Argentina’s External Debt Hits 46.7% of GDP
Debt owed to international organizations rose by $3.367 billion to $96.521 billion, representing more than 30% of total external debt.
Quick overview
- Argentina's gross external debt reached $316.935 billion, accounting for 46.7% of GDP in Q3 2025.
- The debt increased by $9.698 billion from July to September, marking the third consecutive quarterly rise.
- The rise in external debt was primarily driven by increased borrowing from non-financial corporations, households, and NPISHs.
- 98.4% of the external debt was denominated in foreign currency, with over 70% classified as long-term debt.
Argentina’s national statistics agency reported that the stock of gross external debt, measured at nominal value, stood at $316.935 billion.

External debt accounted for 46.7% of gross domestic product (GDP) in the third quarter of 2025, marking the highest level since the first quarter of President Javier Milei’s administration.

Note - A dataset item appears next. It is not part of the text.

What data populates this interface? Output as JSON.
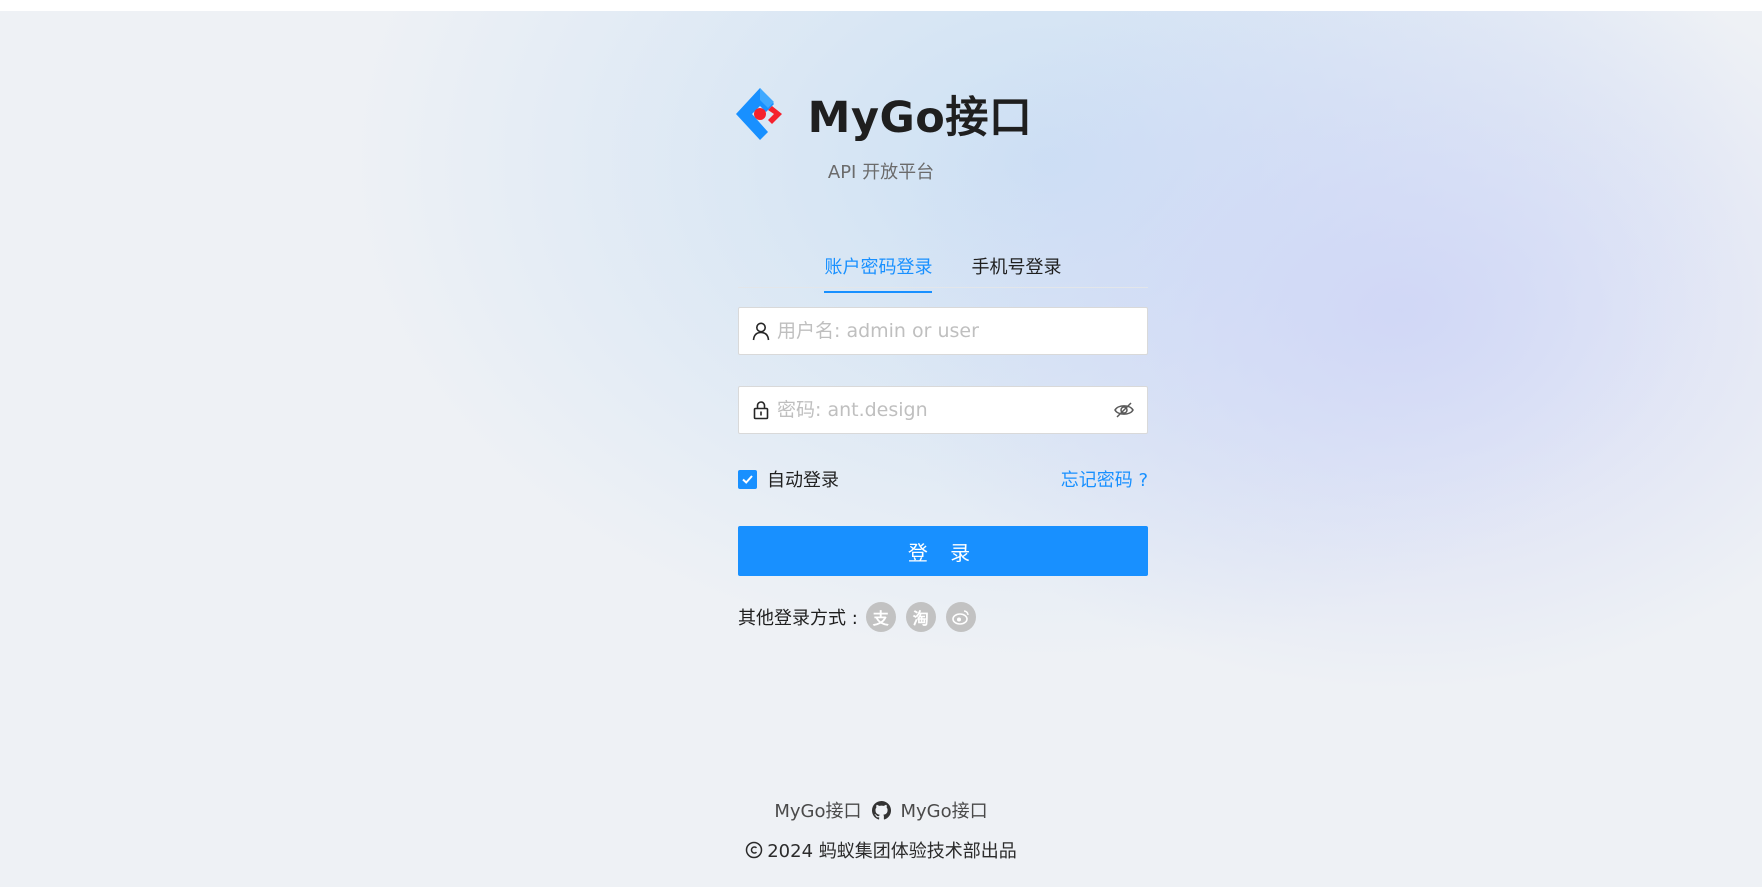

On Tuesday, INDEC said gross external debt increased by $9.698 billion between July and September, reaching $316.935 billion. This marked the third consecutive quarterly increase.

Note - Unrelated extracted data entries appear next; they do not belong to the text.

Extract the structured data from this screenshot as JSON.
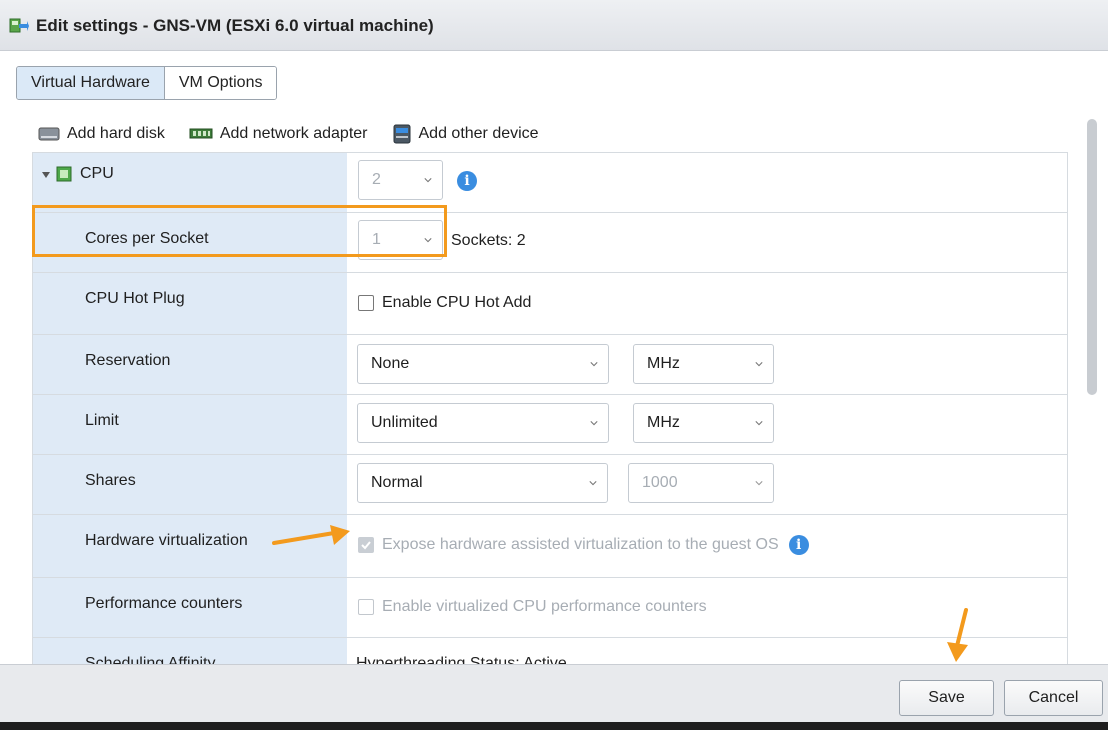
{
  "window": {
    "title": "Edit settings - GNS-VM (ESXi 6.0 virtual machine)"
  },
  "tabs": [
    {
      "label": "Virtual Hardware",
      "active": true
    },
    {
      "label": "VM Options",
      "active": false
    }
  ],
  "toolbar": {
    "add_hard_disk": "Add hard disk",
    "add_network_adapter": "Add network adapter",
    "add_other_device": "Add other device"
  },
  "cpu": {
    "label": "CPU",
    "value": "2",
    "cores_per_socket": {
      "label": "Cores per Socket",
      "value": "1",
      "sockets": "Sockets: 2"
    },
    "hot_plug": {
      "label": "CPU Hot Plug",
      "checkbox_label": "Enable CPU Hot Add",
      "checked": false
    },
    "reservation": {
      "label": "Reservation",
      "value": "None",
      "unit": "MHz"
    },
    "limit": {
      "label": "Limit",
      "value": "Unlimited",
      "unit": "MHz"
    },
    "shares": {
      "label": "Shares",
      "value": "Normal",
      "number": "1000"
    },
    "hw_virt": {
      "label": "Hardware virtualization",
      "checkbox_label": "Expose hardware assisted virtualization to the guest OS",
      "checked": true
    },
    "perf_counters": {
      "label": "Performance counters",
      "checkbox_label": "Enable virtualized CPU performance counters",
      "checked": false
    },
    "affinity": {
      "label": "Scheduling Affinity",
      "status": "Hyperthreading Status: Active"
    }
  },
  "footer": {
    "save_label": "Save",
    "cancel_label": "Cancel"
  },
  "colors": {
    "accent_highlight": "#f39a1d",
    "label_column": "#dfeaf6",
    "info": "#3a8de0",
    "tab_active": "#dbe9f7"
  },
  "icons": [
    "vm-edit-icon",
    "hard-disk-icon",
    "network-adapter-icon",
    "other-device-icon",
    "cpu-chip-icon",
    "expand-triangle-icon",
    "info-icon",
    "chevron-down-icon",
    "arrow-annotation-icon"
  ]
}
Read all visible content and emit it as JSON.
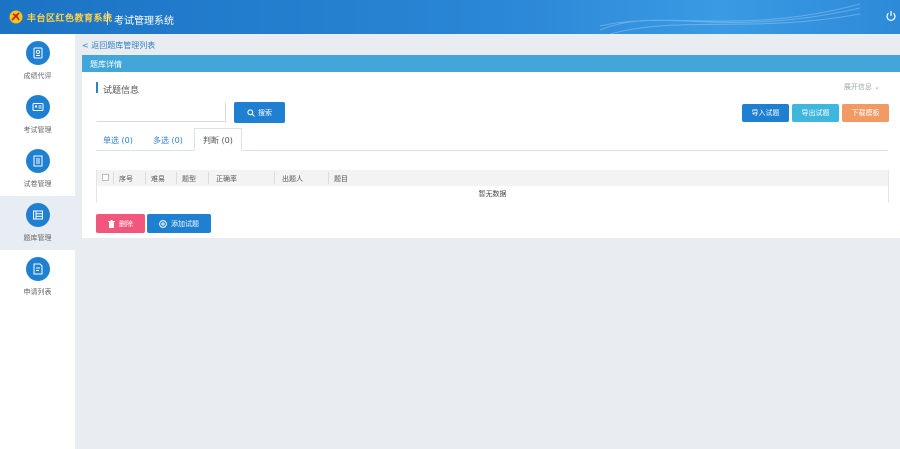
{
  "header": {
    "org_name": "丰台区红色教育系统",
    "system_title": "考试管理系统",
    "logo_icon": "party-emblem-icon",
    "power_icon": "power-icon"
  },
  "sidebar": {
    "items": [
      {
        "label": "成绩代评",
        "icon": "exam-icon"
      },
      {
        "label": "考试管理",
        "icon": "id-card-icon"
      },
      {
        "label": "试卷管理",
        "icon": "document-icon"
      },
      {
        "label": "题库管理",
        "icon": "list-icon"
      },
      {
        "label": "申请列表",
        "icon": "edit-doc-icon"
      }
    ],
    "active_index": 3
  },
  "main": {
    "back_link": "< 返回题库管理列表",
    "title_bar": "题库详情",
    "section_title": "试题信息",
    "collapse_label": "展开信息",
    "search": {
      "value": "",
      "placeholder": "",
      "button_label": "搜索"
    },
    "actions": {
      "import_label": "导入试题",
      "export_label": "导出试题",
      "template_label": "下载模板"
    },
    "tabs": [
      {
        "label": "单选 (0)"
      },
      {
        "label": "多选 (0)"
      },
      {
        "label": "判断 (0)"
      }
    ],
    "active_tab": 2,
    "table": {
      "columns": [
        "序号",
        "难易",
        "题型",
        "正确率",
        "出题人",
        "题目"
      ],
      "empty_text": "暂无数据"
    },
    "bottom": {
      "delete_label": "删除",
      "add_label": "添加试题"
    }
  },
  "colors": {
    "primary": "#1f7fd1",
    "title_bar": "#42a6d9",
    "export": "#3fb6dc",
    "template": "#f29a64",
    "delete": "#f2567d"
  }
}
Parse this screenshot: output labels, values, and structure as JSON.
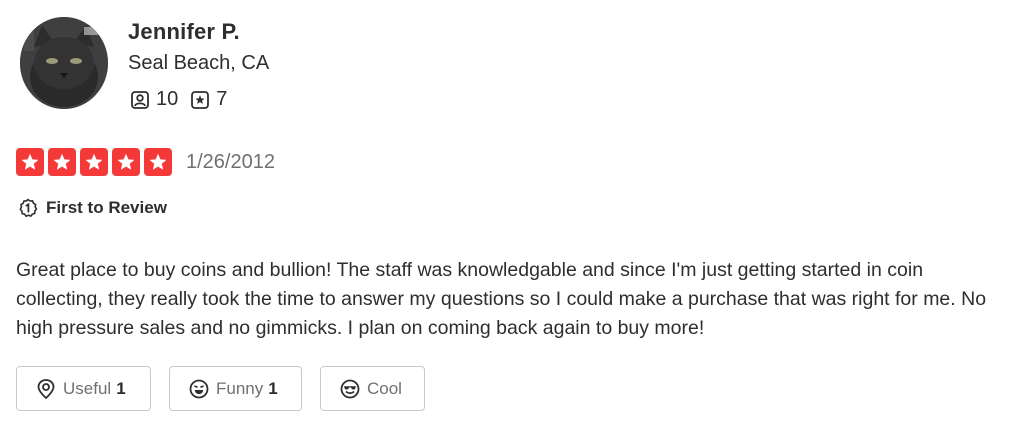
{
  "user": {
    "name": "Jennifer P.",
    "location": "Seal Beach, CA",
    "friends_count": "10",
    "reviews_count": "7",
    "friends_icon": "friends-icon",
    "reviews_icon": "review-star-icon"
  },
  "review": {
    "rating": 5,
    "max_rating": 5,
    "date": "1/26/2012",
    "badge_label": "First to Review",
    "text": "Great place to buy coins and bullion! The staff was knowledgable and since I'm just getting started in coin collecting, they really took the time to answer my questions so I could make a purchase that was right for me. No high pressure sales and no gimmicks. I plan on coming back again to buy more!"
  },
  "reactions": {
    "useful_label": "Useful",
    "useful_count": "1",
    "funny_label": "Funny",
    "funny_count": "1",
    "cool_label": "Cool"
  },
  "colors": {
    "star_red": "#f43939",
    "text_dark": "#2d2e2f",
    "text_muted": "#6e7072",
    "border": "#c8c9ca"
  }
}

The agency, headed by Marco Lavagna, recently reported that Argentina’s economic output during the period totaled nearly $905 trillion pesos, equivalent to approximately $679.337 billion, based on the average exchange rate published by the central bank (BCRA). Using this methodology, external debt as a share of the economy reached its highest level since the first quarter of 2024 (56.1%) and the second-highest since the first quarter of 2022 (48.3%).

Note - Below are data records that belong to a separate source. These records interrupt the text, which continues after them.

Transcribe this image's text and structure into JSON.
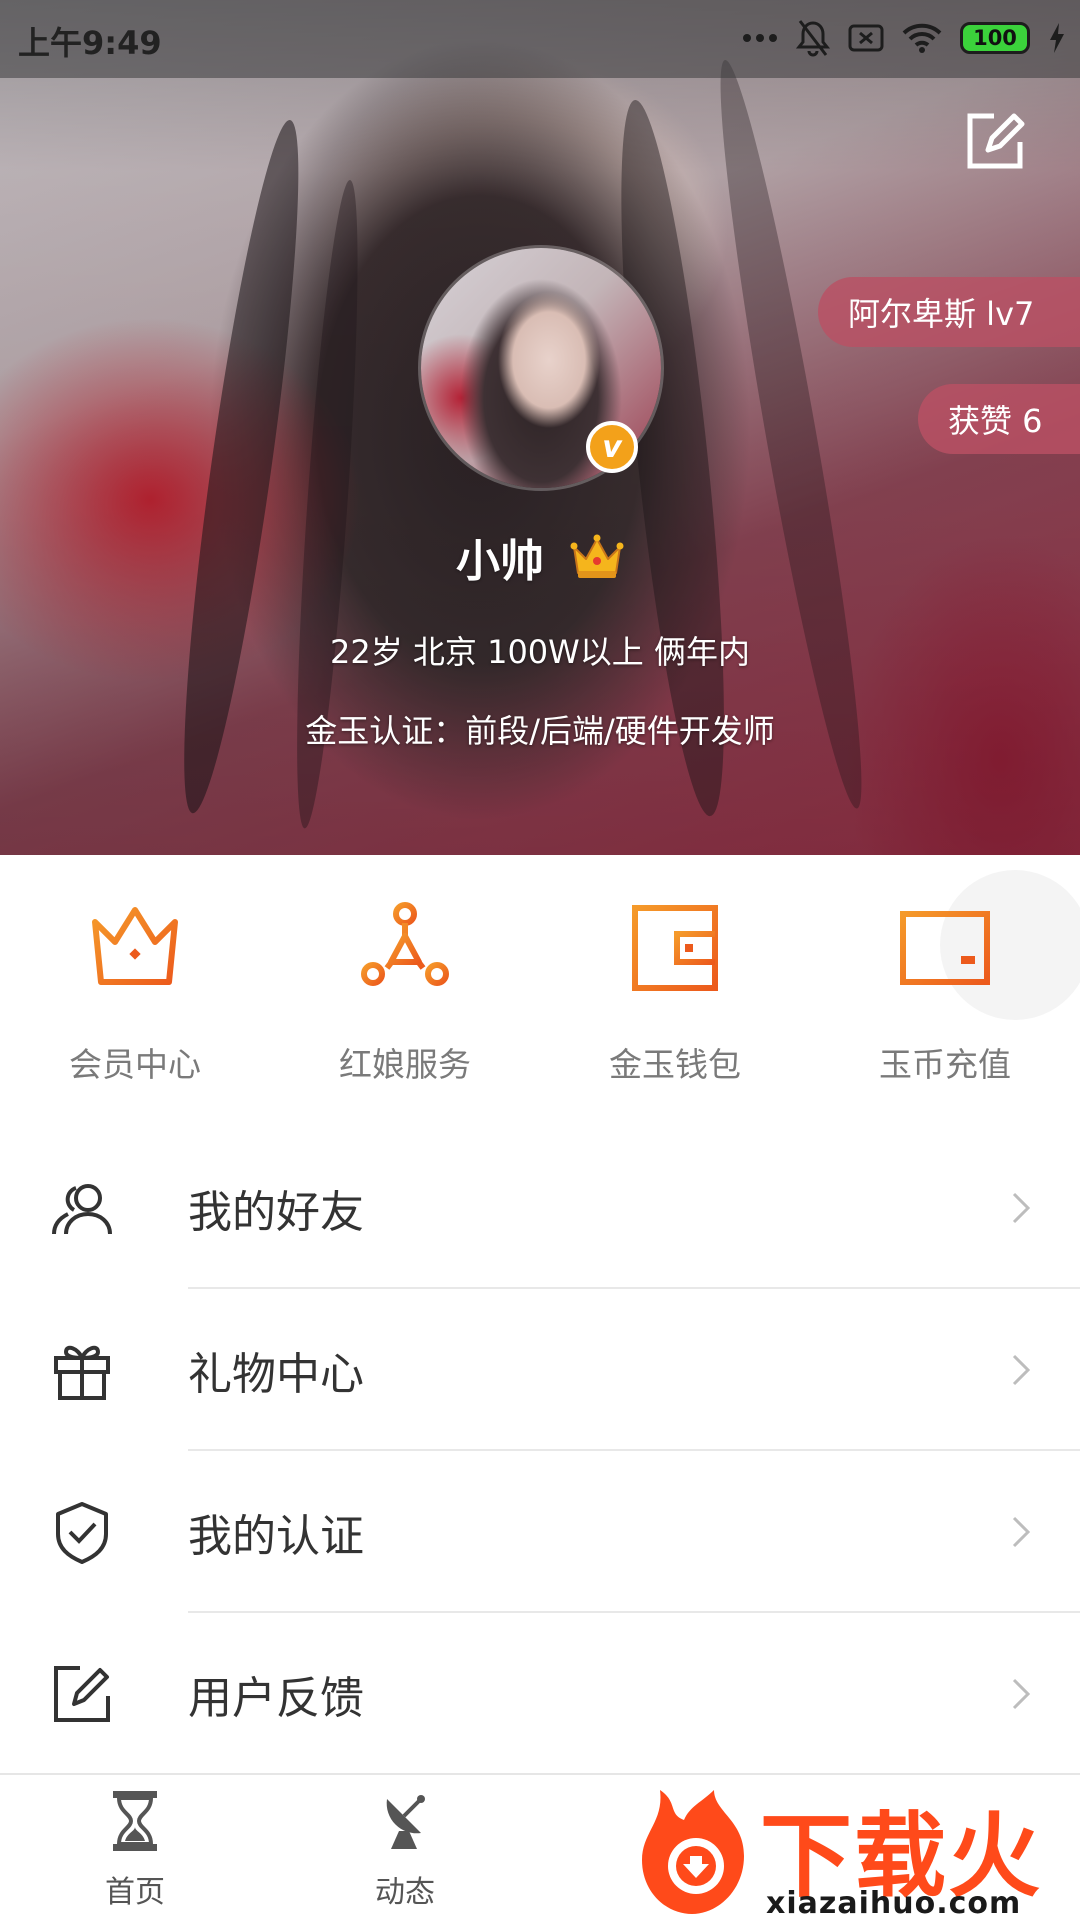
{
  "status_bar": {
    "time": "上午9:49",
    "battery": "100"
  },
  "header": {
    "level_badge": "阿尔卑斯 lv7",
    "likes_badge": "获赞 6",
    "name": "小帅",
    "verified_badge": "v",
    "basic_info": "22岁 北京 100W以上 俩年内",
    "certification": "金玉认证：前段/后端/硬件开发师"
  },
  "quick_actions": [
    {
      "label": "会员中心",
      "icon": "crown-icon"
    },
    {
      "label": "红娘服务",
      "icon": "network-icon"
    },
    {
      "label": "金玉钱包",
      "icon": "wallet-icon"
    },
    {
      "label": "玉币充值",
      "icon": "card-icon"
    }
  ],
  "menu": [
    {
      "label": "我的好友",
      "icon": "friends-icon"
    },
    {
      "label": "礼物中心",
      "icon": "gift-icon"
    },
    {
      "label": "我的认证",
      "icon": "shield-check-icon"
    },
    {
      "label": "用户反馈",
      "icon": "feedback-icon"
    }
  ],
  "bottom_nav": [
    {
      "label": "首页",
      "icon": "hourglass-icon"
    },
    {
      "label": "动态",
      "icon": "satellite-dish-icon"
    }
  ],
  "watermark": {
    "brand": "下载火",
    "url": "xiazaihuo.com"
  },
  "colors": {
    "accent": "#f06e1e",
    "pill": "#b95064",
    "badge": "#f3a11a",
    "watermark": "#ff4a1a"
  }
}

What drove external debt in the third quarter?
INDEC explained that the increase in liabilities was mainly driven by higher borrowing among non-financial corporations, households, and non-profit institutions serving households (NPISHs). Rising debt in the government and banking sectors also played a significant role. Within these sectors, loans accounted for most of the increase, while central bank liabilities declined.
Debt owed to international organizations rose by $3.367 billion to $96.521 billion, representing more than 30% of total external debt. Nearly 60% of that amount was owed to the International Monetary Fund (IMF), while over 30% was split between the Inter-American Development Bank (IDB) and the World Bank (IBRD).
Debt by institutional sector and currency
By institutional sector, the bulk of external debt is held by the government and NPISHs, which together account for nearly 90% of the total. Government debt mainly reflects bonds held by private creditors and loans from international institutions, while NPISH debt is largely tied to foreign direct investment.
In terms of currency composition, 98.4% of external debt in the third quarter was denominated in foreign currency, with more than 70% classified as long-term debt.